The weather man responds,
It looks like this winter is going to be quite cold indeed.
So the Chief goes back to his people and tells them to collect even more wood. A week later, he calls the National Weather Service again.
Is it going to be a very cold winter?
The man at National Weather Service again replies,
Yes. It’s definitely going to be a very cold winter.
The Chief again goes back to his people and orders them to collect every scrap of wood that they could find. Two weeks later, he calls the National Weather Service again.
Are you absolutely sure that the winter is going to be very cold?
The weatherman replies,
Absolutely. It’s going to be one of the coldest winters ever.
To which the Chief finally asks,
How can you be so sure?
And the weatherman replies,
Well, the tribes are collecting wood like crazy.
This is pretty much how the stock markets work.
A critical point new equity investors need to understand is that when you buy the stock of a company, you are becoming a part owner of the business. You haven’t just bought a piece of paper which is supposed to just go up in value overtime. But what you’ve bought is a piece of all the company owns and represents. It’s brands, its hard working people’s aspirations, its infrastructure… And good businesses take time to grow and increase their profits.
On a day to day basis, despite the company’s stock price going up and down, nothing fundamental about the business changes. Factories still run as they would, people work as hard as they were in the days before. As awareness towards equity investing grows, you can only expect even more disconnect between a company’s stock price and its fundamentals.
So a stock price, and hence the market in itself acts like a crazy, neurotic child. But as long you own stocks of companies which are fundamentally good to begin with, you should just stop listening to all the noise and get some peace.
In a way, these market corrections are often necessary to give new investors a much needed wake up call. Several who do understand equities as an asset class, tend to panic and liquidate their mutual funds or discontinue their SIPs.
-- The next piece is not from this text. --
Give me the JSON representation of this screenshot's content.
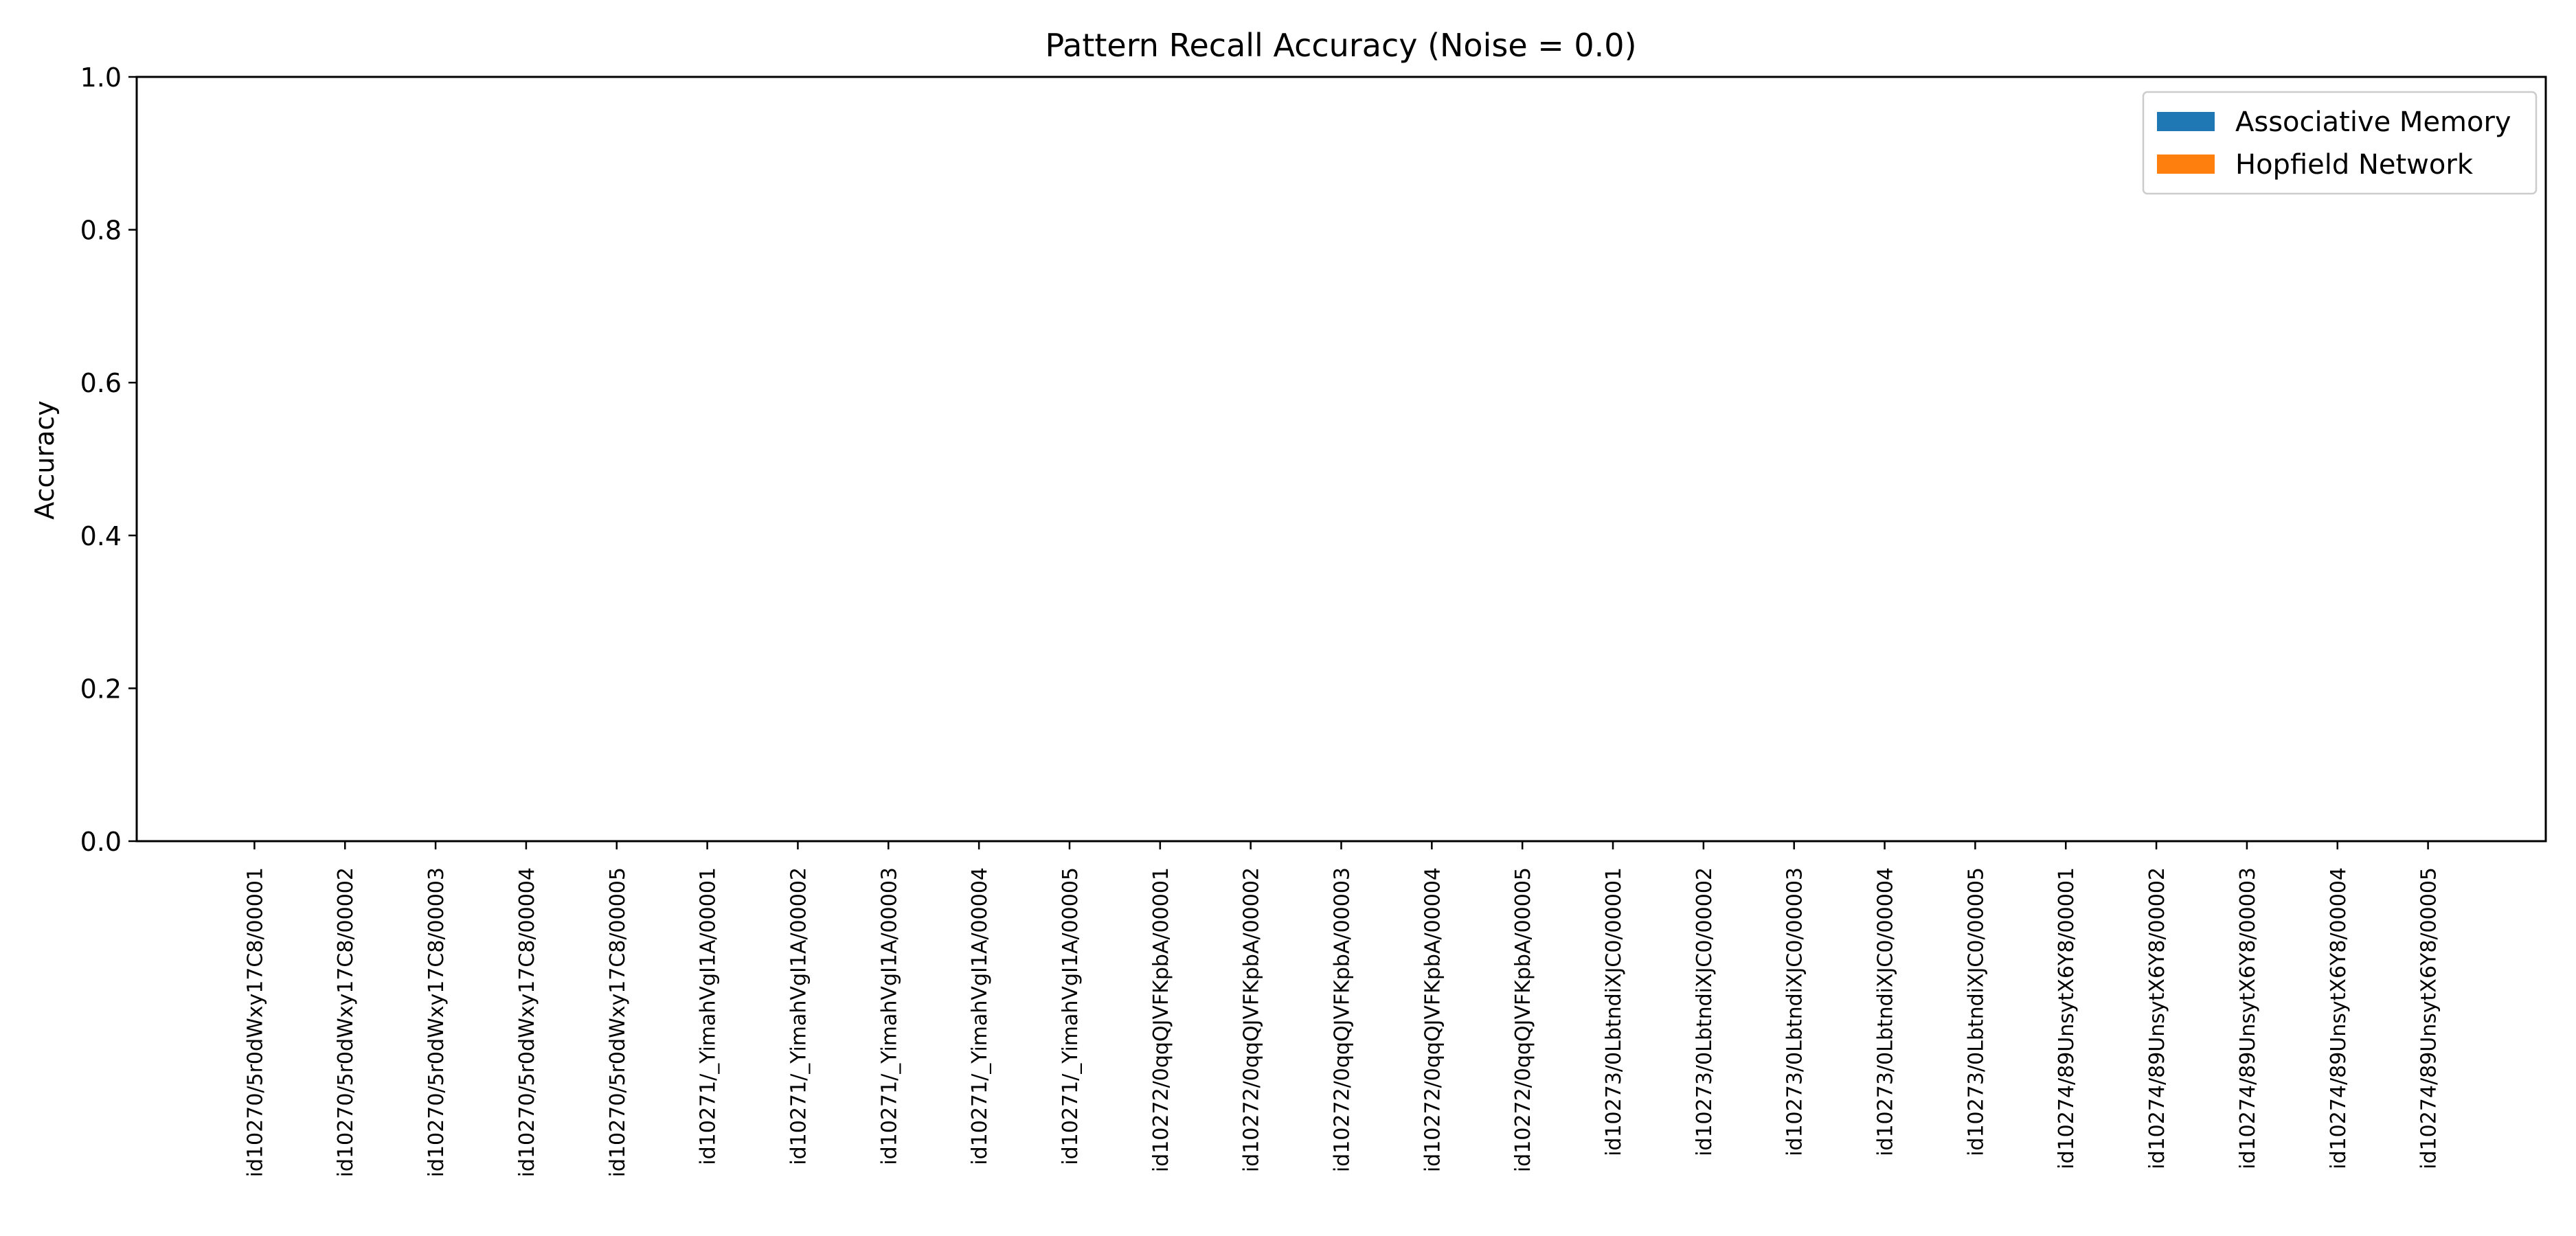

While it is clearly a bad idea to do that for SIPs, study after study has even shown that liquidating your investments too, is one of worst things an investor could do.
Life is unpredictable and could be short. There is very little value in living it under duress; especially the kind of duress which news channels bring on the volatile stock market. They need news to put out. So you should gather enough wisdom to know when to ignore it.